ドイツ連邦リスクアセスメント研究所(BfR)からのノロウイルス関連情報
https://www.bfr.bund.de/


下痢や黄疸の原因となるウイルス感染から身を守るために
Keep diarrhoea and jaundice at bay
05.06.2020
https://www.bfr.bund.de/en/press_information/2020/20/keep_diarrhoea_and_jaundice_at_bay-247300.html

(食品安全情報2020年17号(2020/08/19)収載)


 “ウイルス”と聞くと、最近はほとんどの人がコロナウイルスを思い浮かべる。しかし、新型コロナウイルスが食品を介して伝播する可能性は考えにくく、現時点では証明されていない。その一方で、食品は疾患の原因となるその他のウイルスに汚染されている可能性がある。食品中に潜むこのような病原性ウイルスでは、ノロウイルス、ロタウイルス、A型肝炎ウイルス、E型肝炎ウイルスの4種類が主要なものとして挙げられる。2020年6月7日の世界食品安全デーに際し、ドイツ連邦リスクアセスメント研究所(BfR)は、これらの病原性ウイルスから身を守る方法を消費者に紹介する。BfRのHensel所長は、台所での簡単な衛生規範を守ることで感染リスクをかなり低減できると述べている。

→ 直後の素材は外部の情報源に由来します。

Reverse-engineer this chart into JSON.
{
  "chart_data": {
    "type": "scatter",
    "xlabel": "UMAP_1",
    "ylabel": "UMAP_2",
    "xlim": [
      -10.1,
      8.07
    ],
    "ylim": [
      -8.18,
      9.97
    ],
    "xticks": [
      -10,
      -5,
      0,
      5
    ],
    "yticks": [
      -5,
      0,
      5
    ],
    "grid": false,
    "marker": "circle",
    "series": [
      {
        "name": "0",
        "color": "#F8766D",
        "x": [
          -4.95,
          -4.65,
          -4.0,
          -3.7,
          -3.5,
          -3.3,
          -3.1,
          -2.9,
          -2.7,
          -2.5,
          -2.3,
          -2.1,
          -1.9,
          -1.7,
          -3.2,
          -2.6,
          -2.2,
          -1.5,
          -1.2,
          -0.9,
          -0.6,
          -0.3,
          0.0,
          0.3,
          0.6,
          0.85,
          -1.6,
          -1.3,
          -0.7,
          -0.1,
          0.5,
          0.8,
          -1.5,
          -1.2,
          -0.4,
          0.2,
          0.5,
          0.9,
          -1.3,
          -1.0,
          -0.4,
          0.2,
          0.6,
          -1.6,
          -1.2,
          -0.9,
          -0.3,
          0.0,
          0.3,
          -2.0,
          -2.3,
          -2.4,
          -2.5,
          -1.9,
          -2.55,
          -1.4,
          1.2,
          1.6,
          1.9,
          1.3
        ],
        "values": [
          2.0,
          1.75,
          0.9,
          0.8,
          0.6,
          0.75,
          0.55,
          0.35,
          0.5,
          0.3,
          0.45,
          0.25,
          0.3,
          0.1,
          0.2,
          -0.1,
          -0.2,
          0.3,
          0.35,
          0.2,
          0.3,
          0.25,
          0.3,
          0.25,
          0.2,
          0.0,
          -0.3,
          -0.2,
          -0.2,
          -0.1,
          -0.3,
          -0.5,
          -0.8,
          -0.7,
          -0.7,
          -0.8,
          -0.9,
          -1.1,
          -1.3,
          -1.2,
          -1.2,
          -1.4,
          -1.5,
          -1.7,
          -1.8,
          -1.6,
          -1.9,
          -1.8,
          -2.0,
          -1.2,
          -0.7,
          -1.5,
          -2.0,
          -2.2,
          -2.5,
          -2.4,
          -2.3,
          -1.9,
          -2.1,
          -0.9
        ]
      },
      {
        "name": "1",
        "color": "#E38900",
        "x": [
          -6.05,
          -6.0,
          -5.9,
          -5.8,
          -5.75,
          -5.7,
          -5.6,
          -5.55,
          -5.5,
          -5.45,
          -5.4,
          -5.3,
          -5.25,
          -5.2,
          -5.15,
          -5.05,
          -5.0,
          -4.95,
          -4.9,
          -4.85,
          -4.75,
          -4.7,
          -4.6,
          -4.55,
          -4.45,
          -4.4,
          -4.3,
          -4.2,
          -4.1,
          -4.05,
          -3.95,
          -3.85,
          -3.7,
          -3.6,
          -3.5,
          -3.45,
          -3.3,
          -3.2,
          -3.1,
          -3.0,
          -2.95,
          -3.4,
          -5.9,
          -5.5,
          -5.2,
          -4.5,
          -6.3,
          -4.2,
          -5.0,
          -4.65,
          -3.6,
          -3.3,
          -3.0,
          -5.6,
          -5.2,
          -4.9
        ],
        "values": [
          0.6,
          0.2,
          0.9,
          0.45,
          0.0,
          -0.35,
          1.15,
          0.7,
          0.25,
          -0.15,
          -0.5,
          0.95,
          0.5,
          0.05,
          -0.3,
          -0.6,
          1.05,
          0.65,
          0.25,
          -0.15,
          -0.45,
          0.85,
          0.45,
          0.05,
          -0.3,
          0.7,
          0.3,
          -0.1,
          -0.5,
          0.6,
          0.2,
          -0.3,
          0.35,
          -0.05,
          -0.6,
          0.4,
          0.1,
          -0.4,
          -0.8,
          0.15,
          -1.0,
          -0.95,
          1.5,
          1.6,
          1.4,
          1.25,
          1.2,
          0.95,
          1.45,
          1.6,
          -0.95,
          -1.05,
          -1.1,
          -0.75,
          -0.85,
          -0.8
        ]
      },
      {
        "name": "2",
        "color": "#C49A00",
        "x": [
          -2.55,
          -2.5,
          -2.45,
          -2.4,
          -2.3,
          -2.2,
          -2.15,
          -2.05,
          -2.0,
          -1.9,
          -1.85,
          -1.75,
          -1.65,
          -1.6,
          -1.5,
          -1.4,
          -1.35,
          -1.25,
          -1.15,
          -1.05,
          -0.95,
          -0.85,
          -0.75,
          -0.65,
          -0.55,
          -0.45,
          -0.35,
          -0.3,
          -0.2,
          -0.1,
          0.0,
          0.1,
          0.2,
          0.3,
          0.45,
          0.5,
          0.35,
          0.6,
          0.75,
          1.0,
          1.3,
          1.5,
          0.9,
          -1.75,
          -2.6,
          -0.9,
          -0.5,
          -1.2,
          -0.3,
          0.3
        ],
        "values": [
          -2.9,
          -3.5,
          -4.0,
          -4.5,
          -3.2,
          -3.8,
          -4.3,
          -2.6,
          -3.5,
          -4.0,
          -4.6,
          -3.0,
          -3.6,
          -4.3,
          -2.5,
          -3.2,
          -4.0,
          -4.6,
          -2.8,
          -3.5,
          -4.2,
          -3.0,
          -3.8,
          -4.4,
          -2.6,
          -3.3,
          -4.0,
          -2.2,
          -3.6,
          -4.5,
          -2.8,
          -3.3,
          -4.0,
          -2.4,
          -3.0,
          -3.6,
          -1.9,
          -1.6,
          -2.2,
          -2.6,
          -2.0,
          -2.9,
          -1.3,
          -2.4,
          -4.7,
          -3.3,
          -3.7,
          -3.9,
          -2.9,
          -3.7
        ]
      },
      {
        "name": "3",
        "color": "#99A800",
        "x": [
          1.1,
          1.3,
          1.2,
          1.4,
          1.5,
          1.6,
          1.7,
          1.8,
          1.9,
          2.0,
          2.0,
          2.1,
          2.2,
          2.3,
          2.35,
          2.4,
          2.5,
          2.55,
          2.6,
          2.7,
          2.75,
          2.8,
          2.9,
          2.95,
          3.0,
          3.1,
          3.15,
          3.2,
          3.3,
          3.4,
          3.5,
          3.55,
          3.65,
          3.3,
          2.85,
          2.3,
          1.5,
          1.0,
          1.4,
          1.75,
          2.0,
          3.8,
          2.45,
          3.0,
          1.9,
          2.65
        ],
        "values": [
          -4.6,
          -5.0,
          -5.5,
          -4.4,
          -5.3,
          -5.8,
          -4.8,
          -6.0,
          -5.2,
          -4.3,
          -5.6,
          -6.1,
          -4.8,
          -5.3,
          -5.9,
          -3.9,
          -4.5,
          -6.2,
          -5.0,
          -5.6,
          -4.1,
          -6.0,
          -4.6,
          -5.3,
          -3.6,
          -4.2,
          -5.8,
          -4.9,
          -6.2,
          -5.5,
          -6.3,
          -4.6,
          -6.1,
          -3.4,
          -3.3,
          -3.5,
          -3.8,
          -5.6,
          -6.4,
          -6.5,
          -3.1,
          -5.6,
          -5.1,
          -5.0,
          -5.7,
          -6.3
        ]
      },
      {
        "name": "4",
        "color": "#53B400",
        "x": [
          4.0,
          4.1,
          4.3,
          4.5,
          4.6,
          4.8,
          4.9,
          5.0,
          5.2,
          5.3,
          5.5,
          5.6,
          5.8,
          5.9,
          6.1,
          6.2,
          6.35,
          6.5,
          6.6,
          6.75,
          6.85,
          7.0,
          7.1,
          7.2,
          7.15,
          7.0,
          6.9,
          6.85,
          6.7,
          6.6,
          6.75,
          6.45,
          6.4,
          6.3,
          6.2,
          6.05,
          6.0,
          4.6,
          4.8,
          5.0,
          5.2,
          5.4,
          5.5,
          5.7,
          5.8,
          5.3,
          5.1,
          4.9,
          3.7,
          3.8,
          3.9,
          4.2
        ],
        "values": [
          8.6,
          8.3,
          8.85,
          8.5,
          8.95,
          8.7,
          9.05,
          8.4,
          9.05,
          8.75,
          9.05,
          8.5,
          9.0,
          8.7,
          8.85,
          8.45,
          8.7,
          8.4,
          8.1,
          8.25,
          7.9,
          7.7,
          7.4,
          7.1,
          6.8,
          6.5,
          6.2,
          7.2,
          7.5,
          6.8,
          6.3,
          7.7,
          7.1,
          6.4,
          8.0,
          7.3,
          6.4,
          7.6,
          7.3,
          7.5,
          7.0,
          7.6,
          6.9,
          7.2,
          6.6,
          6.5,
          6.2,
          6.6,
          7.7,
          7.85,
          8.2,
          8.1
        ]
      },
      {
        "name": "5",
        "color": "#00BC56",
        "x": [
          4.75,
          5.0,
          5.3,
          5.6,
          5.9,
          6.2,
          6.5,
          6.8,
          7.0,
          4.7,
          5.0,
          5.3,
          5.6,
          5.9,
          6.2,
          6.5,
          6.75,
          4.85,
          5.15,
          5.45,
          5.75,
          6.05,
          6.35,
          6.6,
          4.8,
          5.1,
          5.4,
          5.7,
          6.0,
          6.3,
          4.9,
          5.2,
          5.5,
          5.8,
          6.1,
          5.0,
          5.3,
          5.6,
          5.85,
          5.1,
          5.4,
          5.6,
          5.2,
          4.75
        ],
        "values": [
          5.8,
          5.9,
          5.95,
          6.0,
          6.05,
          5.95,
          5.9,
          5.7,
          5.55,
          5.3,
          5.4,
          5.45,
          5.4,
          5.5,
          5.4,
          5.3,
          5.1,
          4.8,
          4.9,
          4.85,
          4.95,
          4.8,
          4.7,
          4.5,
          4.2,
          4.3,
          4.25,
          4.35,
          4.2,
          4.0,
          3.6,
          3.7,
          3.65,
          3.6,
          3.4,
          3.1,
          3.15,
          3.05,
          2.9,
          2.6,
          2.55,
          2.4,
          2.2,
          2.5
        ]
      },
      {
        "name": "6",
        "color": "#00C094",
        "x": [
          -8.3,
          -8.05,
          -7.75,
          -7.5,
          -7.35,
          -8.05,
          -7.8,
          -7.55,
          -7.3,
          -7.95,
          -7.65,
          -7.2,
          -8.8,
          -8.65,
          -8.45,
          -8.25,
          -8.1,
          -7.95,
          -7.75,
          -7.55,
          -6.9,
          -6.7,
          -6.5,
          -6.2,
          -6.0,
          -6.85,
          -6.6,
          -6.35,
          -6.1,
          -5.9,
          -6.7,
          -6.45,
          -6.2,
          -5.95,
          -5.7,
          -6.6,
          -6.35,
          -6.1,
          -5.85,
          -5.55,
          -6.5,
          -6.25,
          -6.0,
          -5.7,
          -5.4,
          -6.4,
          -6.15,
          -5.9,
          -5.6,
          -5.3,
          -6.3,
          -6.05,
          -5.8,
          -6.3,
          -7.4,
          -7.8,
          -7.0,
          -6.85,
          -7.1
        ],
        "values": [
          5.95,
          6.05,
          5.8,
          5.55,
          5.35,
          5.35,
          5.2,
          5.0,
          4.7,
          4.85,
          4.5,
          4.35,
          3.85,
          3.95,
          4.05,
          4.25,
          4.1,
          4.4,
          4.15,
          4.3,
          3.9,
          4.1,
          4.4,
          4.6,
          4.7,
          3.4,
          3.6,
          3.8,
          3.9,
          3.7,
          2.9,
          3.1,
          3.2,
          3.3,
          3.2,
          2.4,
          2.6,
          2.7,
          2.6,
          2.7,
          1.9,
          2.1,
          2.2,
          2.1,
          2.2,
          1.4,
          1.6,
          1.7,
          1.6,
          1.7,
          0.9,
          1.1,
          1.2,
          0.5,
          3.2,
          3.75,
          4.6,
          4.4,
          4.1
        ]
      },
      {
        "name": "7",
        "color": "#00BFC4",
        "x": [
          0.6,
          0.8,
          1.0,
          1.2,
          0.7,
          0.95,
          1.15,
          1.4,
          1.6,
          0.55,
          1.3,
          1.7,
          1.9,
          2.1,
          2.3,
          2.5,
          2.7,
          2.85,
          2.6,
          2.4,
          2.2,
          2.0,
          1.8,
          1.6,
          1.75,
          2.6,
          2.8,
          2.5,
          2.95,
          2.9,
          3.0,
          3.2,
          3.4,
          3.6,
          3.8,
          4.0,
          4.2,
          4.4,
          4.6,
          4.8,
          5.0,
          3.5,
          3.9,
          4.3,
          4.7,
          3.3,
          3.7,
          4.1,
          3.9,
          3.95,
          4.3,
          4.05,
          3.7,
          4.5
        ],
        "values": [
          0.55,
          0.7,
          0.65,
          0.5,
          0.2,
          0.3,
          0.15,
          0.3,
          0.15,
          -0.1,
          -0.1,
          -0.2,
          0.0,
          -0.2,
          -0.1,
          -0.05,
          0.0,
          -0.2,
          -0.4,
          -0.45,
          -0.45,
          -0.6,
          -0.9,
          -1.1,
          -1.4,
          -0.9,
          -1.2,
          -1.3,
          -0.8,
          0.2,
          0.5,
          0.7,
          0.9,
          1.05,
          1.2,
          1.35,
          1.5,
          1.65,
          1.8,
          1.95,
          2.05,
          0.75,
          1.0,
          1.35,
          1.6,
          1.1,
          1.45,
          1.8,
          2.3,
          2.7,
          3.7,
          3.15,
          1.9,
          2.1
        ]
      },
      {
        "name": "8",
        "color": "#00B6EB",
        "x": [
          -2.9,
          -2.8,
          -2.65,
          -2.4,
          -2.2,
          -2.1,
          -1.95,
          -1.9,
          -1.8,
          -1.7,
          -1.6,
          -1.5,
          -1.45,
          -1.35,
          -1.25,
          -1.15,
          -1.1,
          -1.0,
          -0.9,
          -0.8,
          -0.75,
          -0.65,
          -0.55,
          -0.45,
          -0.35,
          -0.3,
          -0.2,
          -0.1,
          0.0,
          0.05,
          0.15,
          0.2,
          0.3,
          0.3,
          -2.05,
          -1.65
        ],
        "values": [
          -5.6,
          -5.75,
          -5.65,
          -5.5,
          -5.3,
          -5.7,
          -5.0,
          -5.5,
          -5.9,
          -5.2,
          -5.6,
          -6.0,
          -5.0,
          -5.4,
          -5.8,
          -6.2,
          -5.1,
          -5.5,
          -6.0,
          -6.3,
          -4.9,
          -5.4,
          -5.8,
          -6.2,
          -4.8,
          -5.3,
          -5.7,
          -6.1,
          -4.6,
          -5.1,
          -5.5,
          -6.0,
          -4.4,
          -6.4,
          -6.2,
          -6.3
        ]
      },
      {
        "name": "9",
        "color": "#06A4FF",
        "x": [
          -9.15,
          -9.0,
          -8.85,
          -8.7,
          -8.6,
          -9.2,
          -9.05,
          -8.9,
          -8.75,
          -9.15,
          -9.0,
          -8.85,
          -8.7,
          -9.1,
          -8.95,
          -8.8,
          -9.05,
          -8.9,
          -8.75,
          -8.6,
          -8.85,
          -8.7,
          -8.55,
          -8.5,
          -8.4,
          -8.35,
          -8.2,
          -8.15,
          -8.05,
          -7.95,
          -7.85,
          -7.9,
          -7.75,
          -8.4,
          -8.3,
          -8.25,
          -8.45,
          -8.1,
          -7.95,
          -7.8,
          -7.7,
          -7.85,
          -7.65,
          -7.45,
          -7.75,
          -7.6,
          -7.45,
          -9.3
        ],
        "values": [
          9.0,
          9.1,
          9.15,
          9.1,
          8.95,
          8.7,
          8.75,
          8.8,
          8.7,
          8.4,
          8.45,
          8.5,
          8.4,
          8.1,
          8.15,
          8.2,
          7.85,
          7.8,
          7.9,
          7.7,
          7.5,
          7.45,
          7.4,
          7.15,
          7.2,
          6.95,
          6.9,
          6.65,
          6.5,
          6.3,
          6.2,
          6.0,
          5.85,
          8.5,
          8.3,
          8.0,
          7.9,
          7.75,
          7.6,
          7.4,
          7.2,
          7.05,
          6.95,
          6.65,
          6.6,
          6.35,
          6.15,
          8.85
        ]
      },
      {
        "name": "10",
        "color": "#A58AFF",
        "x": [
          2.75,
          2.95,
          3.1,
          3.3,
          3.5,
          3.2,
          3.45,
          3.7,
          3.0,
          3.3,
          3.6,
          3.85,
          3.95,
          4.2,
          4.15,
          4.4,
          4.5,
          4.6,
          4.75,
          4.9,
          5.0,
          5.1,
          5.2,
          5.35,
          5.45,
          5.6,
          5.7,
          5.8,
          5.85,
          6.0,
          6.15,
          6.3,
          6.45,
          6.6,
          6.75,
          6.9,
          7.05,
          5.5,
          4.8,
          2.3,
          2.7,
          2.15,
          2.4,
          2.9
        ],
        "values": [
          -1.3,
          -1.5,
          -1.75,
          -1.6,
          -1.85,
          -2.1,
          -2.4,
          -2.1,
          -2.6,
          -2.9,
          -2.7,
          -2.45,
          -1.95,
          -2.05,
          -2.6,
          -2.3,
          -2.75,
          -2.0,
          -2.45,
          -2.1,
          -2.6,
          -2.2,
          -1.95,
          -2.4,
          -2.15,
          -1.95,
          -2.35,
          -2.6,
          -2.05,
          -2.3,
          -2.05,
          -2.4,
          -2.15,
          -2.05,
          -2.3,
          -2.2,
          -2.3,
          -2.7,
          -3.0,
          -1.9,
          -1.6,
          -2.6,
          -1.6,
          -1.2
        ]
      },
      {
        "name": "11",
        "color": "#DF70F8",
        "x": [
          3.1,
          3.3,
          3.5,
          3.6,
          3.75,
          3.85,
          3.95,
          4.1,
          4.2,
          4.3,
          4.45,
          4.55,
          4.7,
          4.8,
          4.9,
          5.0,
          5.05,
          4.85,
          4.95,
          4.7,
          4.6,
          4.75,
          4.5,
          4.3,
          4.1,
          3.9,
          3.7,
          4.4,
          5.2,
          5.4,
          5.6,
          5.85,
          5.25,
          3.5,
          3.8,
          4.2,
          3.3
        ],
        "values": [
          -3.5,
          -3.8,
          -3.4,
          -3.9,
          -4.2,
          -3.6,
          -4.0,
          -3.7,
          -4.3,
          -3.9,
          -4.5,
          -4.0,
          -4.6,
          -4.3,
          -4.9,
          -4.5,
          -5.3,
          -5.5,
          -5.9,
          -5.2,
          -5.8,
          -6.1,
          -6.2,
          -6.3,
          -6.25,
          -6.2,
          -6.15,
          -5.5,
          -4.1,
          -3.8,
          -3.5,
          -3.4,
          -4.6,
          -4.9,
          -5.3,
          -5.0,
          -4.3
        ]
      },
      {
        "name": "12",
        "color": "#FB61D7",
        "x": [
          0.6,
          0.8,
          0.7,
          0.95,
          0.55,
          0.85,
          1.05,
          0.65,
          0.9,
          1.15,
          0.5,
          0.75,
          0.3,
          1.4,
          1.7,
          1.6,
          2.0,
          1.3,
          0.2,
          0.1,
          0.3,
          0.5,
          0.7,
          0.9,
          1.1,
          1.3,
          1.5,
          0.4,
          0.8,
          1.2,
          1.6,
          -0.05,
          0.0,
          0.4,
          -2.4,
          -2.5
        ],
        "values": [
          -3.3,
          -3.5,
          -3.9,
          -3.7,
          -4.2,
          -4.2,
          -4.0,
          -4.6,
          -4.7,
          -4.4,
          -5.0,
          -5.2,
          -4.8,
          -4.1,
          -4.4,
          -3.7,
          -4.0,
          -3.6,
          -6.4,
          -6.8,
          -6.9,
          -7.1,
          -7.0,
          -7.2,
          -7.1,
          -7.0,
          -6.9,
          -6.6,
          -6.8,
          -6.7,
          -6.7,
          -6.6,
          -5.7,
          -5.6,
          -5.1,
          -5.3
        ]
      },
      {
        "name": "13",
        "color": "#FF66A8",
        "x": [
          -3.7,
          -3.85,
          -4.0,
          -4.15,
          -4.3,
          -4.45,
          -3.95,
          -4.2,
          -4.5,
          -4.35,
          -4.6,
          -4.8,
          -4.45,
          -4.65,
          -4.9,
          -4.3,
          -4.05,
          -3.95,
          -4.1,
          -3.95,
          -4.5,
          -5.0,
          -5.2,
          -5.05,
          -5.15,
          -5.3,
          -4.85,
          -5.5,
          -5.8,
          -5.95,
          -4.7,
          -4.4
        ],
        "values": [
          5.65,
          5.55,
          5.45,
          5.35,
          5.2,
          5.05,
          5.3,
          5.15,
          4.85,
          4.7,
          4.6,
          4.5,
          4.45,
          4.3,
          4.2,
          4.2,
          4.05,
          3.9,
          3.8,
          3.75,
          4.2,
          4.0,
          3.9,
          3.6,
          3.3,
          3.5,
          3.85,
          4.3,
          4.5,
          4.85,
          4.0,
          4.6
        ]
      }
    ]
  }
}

 食品中に最も一般的に見られるこれら4種類のウイルスの概要は以下の通りである。

・ノロウイルス

 ノロウイルスは、ヒトの胃腸疾患の原因となり、下痢や嘔吐の症状を伴う可能性がある。ヒトからヒトへの直接感染や汚染表面を介した伝播に加え、レタス、果物、水産食品などの生の食品を介してヒトへの感染が広がることが多い。ノロウイルスは低温による影響を受けないため、冷凍ベリー中にも生残している可能性がある。2019年にロベルト・コッホ研究所(RKI)に報告されたドイツのノロウイルス感染患者数(食品由来感染を含む)は、計78,679人であった。

・ロタウイルス

 ロタウイルスもヒトの胃腸疾患の原因となり、下痢、嘔吐および腹痛の症状を引き起こす。低年齢小児では特にリスクが懸念される。食品を介してヒトに伝播することもまれにある。2019年にRKIに報告されたロタウイルス感染患者数は計36,876人であった。

・A型肝炎ウイルス

 A型肝炎ウイルスはヒトの急性肝炎(感染性黄疸)の原因となり得る。A型肝炎ウイルス感染は国外旅行時の汚染食品や飲用水の喫食・喫飲により最も多く発生するが、輸入食品を介して感染が起こる場合もある。2019年にRKIに報告されたA型肝炎患者数は計873人であった。

・E型肝炎ウイルス

 E型肝炎ウイルス感染の症状は、A型肝炎ウイルス感染と類似した肝臓の炎症である。家畜のブタおよびイノシシ由来の加熱不十分な食品を介して伝播することが多い。これらの動物はE型肝炎ウイルスに感染している場合でも症状がみられないことがある。その場合、動物由来食品のE型肝炎ウイルス汚染は通常は食品表面ではなく既に内部に存在している。2019年にRKIに報告されたE型肝炎患者数は計3,725人であった。


 ほとんどの食品由来病原体は熱に感受性であるため、食品は70℃以上で2分以上加熱すべきである。冷凍ベリー類も喫食前に十分に加熱することが望ましい。サラダや果物など生で喫食する食品は十分に洗浄すべきである。病原体の交差汚染を防ぐため、生の食品(生肉など)とready-to-eat(そのまま喫食可能な)食品(レタスなど)との接触は避けるべきである。

 ドイツでは、2019年末に、新たに食品由来ウイルスのための国立リファレンス検査機関がBfRに設立された。食品由来ウイルスは通常は検出が難しいが、この新しい検査機関では、これらのウイルスの研究や検出を行い、各州の食品規制当局に助言を行っている。